Numerical Problems in Coupling Photon Momentum (Radiation Pressure) to Gas

TL;DR

This paper identifies a significant underestimation of radiation pressure in numerical simulations due to interpolation methods and proposes a face-integrated approach that improves accuracy across various radiation transfer techniques.

Contribution

It introduces a simple face-integrated method for accurately modeling photon momentum transfer in simulations, correcting a common underestimation issue in radiation-hydrodynamics.

Findings

Cell-integrated methods underestimate radiation pressure effects by an order of magnitude.

Face-integrated methods predict strong radiation pressure effects, leading to different astrophysical conclusions.
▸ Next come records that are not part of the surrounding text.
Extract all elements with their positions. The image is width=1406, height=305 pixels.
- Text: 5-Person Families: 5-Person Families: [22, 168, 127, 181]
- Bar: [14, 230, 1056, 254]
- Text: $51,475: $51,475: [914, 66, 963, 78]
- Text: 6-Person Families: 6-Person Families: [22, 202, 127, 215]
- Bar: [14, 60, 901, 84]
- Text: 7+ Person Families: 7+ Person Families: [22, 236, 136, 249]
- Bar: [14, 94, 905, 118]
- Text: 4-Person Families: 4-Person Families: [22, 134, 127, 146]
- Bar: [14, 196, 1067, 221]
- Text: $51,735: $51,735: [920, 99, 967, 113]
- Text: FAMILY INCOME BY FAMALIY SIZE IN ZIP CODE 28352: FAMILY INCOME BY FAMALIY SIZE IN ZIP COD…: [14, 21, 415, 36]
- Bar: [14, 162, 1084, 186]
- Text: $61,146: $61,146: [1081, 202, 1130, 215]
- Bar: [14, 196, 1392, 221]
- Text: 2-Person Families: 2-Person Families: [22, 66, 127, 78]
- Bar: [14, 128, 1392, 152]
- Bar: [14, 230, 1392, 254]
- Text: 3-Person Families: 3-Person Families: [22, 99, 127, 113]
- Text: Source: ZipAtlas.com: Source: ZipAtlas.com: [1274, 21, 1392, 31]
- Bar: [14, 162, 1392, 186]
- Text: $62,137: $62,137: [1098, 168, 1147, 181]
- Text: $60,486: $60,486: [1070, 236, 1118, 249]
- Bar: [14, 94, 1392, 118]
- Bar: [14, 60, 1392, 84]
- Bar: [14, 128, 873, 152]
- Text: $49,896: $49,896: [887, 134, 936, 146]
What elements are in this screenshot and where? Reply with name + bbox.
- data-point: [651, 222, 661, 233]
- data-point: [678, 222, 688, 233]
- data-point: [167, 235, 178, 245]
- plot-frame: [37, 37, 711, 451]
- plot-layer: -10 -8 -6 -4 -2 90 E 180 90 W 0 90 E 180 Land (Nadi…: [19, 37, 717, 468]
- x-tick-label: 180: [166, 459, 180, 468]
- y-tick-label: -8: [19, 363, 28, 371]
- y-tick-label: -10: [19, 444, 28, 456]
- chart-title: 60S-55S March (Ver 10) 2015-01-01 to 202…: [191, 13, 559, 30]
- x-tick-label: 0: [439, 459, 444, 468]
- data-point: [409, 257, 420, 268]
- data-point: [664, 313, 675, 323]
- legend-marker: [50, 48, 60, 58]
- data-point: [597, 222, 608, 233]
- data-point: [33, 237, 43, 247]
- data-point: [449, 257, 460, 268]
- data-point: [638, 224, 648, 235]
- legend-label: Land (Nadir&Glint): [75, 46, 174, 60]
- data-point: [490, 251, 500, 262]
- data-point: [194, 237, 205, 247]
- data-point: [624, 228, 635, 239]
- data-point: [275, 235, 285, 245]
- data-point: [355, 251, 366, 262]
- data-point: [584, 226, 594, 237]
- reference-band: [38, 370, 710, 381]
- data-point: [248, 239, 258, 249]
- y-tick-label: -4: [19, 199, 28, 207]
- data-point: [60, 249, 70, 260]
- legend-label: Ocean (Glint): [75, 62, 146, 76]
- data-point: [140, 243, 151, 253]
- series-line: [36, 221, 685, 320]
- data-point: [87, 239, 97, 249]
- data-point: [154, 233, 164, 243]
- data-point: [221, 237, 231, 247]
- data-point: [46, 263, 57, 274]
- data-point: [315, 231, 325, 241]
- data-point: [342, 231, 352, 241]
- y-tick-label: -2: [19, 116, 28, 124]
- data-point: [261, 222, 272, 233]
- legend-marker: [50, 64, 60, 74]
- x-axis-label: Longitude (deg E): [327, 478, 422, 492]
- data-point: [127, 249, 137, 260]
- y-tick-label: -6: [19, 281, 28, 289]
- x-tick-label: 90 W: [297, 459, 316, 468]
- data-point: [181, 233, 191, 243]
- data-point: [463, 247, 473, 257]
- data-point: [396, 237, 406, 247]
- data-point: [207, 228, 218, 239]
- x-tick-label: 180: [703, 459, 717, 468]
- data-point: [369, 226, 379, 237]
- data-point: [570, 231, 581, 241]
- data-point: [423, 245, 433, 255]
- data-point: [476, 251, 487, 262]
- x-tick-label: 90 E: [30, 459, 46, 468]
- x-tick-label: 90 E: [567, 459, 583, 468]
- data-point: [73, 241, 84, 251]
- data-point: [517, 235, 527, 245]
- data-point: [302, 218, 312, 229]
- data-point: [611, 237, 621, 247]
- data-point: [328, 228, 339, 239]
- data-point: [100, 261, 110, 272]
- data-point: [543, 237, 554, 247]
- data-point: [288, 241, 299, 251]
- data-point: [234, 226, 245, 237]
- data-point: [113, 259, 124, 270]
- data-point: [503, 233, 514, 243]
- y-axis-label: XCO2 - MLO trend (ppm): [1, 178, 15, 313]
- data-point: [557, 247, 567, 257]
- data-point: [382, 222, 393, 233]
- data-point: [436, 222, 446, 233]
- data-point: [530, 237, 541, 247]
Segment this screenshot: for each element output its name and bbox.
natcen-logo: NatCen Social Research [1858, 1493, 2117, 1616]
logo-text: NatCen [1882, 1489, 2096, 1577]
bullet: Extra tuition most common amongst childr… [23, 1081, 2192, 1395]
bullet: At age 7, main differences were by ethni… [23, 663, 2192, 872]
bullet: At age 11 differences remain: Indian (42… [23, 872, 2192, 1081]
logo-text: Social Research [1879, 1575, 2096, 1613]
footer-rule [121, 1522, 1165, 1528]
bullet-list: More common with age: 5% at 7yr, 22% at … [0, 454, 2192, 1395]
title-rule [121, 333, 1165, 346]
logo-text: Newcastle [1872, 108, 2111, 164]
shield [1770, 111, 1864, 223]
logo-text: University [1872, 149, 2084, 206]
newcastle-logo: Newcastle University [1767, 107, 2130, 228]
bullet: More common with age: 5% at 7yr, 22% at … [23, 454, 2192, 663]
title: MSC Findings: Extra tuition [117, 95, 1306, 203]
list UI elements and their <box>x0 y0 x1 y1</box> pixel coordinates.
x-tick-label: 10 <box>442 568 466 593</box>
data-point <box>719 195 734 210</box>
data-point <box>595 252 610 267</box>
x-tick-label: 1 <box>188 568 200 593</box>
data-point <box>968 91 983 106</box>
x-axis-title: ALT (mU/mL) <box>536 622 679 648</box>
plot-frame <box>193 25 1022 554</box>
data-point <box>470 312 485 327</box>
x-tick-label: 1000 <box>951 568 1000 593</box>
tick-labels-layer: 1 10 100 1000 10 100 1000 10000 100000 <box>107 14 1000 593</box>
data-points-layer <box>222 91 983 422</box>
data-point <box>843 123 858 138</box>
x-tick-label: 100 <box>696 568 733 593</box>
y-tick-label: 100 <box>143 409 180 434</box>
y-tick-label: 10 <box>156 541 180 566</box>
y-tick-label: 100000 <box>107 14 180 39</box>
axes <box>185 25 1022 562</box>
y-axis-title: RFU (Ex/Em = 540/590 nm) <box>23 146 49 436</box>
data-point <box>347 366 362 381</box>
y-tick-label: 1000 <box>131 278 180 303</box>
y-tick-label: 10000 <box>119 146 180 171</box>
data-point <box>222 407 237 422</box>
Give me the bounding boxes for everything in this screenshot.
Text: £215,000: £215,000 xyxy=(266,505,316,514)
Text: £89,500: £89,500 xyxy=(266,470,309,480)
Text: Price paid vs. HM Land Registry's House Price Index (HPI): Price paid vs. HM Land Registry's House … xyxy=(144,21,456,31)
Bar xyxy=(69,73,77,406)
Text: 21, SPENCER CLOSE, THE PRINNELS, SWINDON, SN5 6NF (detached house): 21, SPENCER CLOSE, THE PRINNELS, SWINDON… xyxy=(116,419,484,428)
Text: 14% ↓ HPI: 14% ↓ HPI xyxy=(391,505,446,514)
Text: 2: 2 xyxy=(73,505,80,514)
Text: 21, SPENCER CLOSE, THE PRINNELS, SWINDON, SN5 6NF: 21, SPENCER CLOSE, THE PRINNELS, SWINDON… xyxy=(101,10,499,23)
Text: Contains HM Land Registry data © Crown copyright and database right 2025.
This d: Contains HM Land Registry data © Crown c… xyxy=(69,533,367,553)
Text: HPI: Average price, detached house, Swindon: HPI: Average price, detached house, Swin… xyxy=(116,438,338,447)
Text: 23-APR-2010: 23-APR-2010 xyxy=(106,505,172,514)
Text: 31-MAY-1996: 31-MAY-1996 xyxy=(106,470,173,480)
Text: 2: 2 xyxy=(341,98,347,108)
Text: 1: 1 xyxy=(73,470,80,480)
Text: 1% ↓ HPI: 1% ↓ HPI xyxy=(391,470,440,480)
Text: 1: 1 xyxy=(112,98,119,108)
The proposed method is applicable to multiple radiation transfer techniques and simulation schemes.

Abstract

Radiation pressure (RP; or photon momentum absorbed by gas) is important in a tremendous range of astrophysical systems. But we show the usual method for assigning absorbed photon momentum to gas in numerical radiation-hydrodynamics simulations (integrating over cell volumes or evaluating at cell centers) can severely under-estimate the RP force in the immediate vicinity around un-resolved (point/discrete) sources (and subsequently under-estimate its effects on bulk gas properties), unless photon mean-free-paths are highly-resolved in the fluid grid. The existence of this error is independent of the numerical radiation transfer (RT) method (even in exact ray-tracing/Monte-Carlo methods), because it depends on how the RT solution is interpolated back onto fluid elements. Brute-force convergence (resolving mean-free paths) is impossible in many cases (especially where UV/ionizing photons are involved). Instead, we show a 'face-integrated' method -- integrating and applying the momentum fluxes at interfaces between fluid elements -- better approximates the correct solution at all resolution levels. The 'fix' is simple and we provide example implementations for ray-tracing, Monte-Carlo, and moments RT methods in both grid and mesh-free fluid schemes. We consider an example of star formation in a molecular cloud with UV/ionizing RP. At state-of-the-art resolution, cell-integrated methods under-estimate the net effects of RP by an order of magnitude, leading (incorrectly) to the conclusion that RP is unimportant, while face-integrated methods predict strong self-regulation of star formation and cloud destruction via RP.